I’m all for consigning the traditional 50+ pages of adminis-trivia on scope, schedule, budget, risks that requires signing in blood to the dustbin. However no organization should forego the thoughtful and hard work on determining what needs to be done, why, how, by whom, for how much – and how this will all be governed and measured as it is proceeds through sprints and/or waterfalls to delivery.

The information derived from the process (not the form, not the presentation, but the information) is critical tool for moving forward intelligently. If you have no idea of what to do, how to do it, who can do it when and for how much, you are adrift.

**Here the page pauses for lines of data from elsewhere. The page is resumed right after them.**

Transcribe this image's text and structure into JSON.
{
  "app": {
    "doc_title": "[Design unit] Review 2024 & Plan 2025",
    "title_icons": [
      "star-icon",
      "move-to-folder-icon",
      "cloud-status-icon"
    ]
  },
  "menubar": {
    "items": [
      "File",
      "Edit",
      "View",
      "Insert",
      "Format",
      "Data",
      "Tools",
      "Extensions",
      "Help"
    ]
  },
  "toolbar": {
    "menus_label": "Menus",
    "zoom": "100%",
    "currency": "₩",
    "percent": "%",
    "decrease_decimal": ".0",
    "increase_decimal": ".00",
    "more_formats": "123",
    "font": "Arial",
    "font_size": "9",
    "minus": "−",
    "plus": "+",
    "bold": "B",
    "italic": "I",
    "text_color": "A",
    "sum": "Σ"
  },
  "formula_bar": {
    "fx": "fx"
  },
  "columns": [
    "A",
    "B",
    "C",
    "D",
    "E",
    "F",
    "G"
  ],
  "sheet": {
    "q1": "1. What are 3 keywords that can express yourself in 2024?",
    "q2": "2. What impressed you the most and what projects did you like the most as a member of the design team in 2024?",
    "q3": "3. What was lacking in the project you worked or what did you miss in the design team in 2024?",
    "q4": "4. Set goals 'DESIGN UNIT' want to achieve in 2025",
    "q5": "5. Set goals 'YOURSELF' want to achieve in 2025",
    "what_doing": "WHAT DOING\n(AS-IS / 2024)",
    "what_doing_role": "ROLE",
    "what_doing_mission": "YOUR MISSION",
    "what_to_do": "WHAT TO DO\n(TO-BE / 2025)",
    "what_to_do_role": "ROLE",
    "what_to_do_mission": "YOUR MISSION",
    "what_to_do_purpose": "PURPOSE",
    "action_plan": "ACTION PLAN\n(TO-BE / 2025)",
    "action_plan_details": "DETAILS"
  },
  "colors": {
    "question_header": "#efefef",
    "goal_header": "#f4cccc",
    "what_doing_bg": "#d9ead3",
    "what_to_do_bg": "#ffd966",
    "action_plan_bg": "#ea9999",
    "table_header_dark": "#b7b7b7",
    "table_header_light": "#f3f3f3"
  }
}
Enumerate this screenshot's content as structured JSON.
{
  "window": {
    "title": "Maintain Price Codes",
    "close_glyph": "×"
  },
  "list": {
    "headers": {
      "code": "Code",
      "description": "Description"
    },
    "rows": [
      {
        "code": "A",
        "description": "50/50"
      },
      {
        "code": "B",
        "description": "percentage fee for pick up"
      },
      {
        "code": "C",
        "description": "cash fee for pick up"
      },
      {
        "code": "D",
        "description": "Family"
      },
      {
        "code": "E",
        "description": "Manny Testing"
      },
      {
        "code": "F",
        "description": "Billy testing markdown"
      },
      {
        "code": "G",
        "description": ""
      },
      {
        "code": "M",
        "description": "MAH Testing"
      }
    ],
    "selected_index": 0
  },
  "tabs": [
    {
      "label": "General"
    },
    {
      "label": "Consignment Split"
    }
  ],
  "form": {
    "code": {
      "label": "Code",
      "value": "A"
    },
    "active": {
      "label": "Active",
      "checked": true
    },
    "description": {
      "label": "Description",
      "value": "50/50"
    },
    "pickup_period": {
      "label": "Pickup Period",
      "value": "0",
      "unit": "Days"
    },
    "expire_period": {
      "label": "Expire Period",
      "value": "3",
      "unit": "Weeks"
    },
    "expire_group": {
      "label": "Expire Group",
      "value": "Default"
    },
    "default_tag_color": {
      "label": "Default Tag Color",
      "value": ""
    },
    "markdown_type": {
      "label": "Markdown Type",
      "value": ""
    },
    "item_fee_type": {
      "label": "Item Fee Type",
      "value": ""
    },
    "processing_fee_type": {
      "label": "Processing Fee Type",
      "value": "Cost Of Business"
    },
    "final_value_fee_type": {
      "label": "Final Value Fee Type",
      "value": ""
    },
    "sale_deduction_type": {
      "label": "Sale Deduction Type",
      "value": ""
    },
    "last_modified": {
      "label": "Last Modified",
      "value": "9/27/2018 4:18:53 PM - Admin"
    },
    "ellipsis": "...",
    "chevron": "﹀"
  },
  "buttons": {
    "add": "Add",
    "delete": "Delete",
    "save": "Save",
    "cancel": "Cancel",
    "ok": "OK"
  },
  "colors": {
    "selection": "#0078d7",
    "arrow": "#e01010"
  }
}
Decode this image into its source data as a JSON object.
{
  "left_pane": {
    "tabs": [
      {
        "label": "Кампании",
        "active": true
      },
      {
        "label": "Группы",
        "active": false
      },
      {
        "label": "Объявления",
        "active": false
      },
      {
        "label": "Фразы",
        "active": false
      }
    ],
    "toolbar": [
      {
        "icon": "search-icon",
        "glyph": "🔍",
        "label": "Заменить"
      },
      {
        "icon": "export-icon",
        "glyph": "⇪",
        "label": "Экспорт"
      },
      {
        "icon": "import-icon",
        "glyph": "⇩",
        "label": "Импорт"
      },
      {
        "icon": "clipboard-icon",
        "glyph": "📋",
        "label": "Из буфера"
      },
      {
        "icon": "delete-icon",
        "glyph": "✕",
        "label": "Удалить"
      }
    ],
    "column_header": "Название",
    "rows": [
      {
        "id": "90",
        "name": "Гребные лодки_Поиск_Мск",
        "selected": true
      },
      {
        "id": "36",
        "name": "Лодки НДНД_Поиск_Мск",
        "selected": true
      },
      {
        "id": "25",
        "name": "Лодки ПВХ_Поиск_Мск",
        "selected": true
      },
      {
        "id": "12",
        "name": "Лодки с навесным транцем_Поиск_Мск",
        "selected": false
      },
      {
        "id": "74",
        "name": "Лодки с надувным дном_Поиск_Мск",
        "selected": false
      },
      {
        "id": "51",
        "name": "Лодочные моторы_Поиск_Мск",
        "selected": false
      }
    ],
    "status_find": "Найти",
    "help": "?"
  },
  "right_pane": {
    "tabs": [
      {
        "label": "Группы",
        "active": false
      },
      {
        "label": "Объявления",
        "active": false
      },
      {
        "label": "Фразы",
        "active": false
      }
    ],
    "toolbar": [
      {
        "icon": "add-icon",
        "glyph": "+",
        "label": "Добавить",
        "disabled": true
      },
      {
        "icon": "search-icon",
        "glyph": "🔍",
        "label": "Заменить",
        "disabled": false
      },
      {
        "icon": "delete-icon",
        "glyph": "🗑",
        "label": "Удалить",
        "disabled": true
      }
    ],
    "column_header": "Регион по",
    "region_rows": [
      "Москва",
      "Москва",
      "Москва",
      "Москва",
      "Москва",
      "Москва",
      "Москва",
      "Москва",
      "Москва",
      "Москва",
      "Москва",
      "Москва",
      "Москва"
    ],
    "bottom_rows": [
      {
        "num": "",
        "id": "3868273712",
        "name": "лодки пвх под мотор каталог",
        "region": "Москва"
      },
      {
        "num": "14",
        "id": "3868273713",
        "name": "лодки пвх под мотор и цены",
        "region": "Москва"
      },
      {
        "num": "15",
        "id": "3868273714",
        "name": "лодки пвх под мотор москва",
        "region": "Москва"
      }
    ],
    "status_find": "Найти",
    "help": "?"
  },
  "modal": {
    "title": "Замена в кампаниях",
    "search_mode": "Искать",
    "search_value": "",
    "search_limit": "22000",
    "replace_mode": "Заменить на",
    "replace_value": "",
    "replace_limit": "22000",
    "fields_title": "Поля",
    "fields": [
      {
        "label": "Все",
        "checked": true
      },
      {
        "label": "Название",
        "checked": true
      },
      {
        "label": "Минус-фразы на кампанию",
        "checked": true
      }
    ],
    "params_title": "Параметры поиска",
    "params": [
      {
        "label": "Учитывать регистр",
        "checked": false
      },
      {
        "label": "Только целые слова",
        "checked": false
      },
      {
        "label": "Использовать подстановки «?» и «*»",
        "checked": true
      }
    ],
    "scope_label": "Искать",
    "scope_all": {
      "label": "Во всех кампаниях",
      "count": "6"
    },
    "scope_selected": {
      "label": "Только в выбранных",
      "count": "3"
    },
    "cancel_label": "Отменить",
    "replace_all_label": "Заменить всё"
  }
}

You’re starting a trip with no idea of whether the gas tank has anything in it. Conversely, attempting to achieve 100% certainty from the outset is a fool’s errand. For any endeavor, more will be known nearer the destination. Plans without “wiggle room” are of limited usefulness as you will drift outside the cone of uncertainty from the start and never get back inside.

Having a reasonable idea of what’s acceptable variance helps determine when it’s time to abandon the current plan and go with a revised one. Planning and design are processes, not events or even phases. It’s a matter of continually monitoring context and whether our intentions are still in accordance with reality. Where the differ, reality wins. Always.

Execution isn’t blindly marching forward according to plan. It’s surfing the wave of context.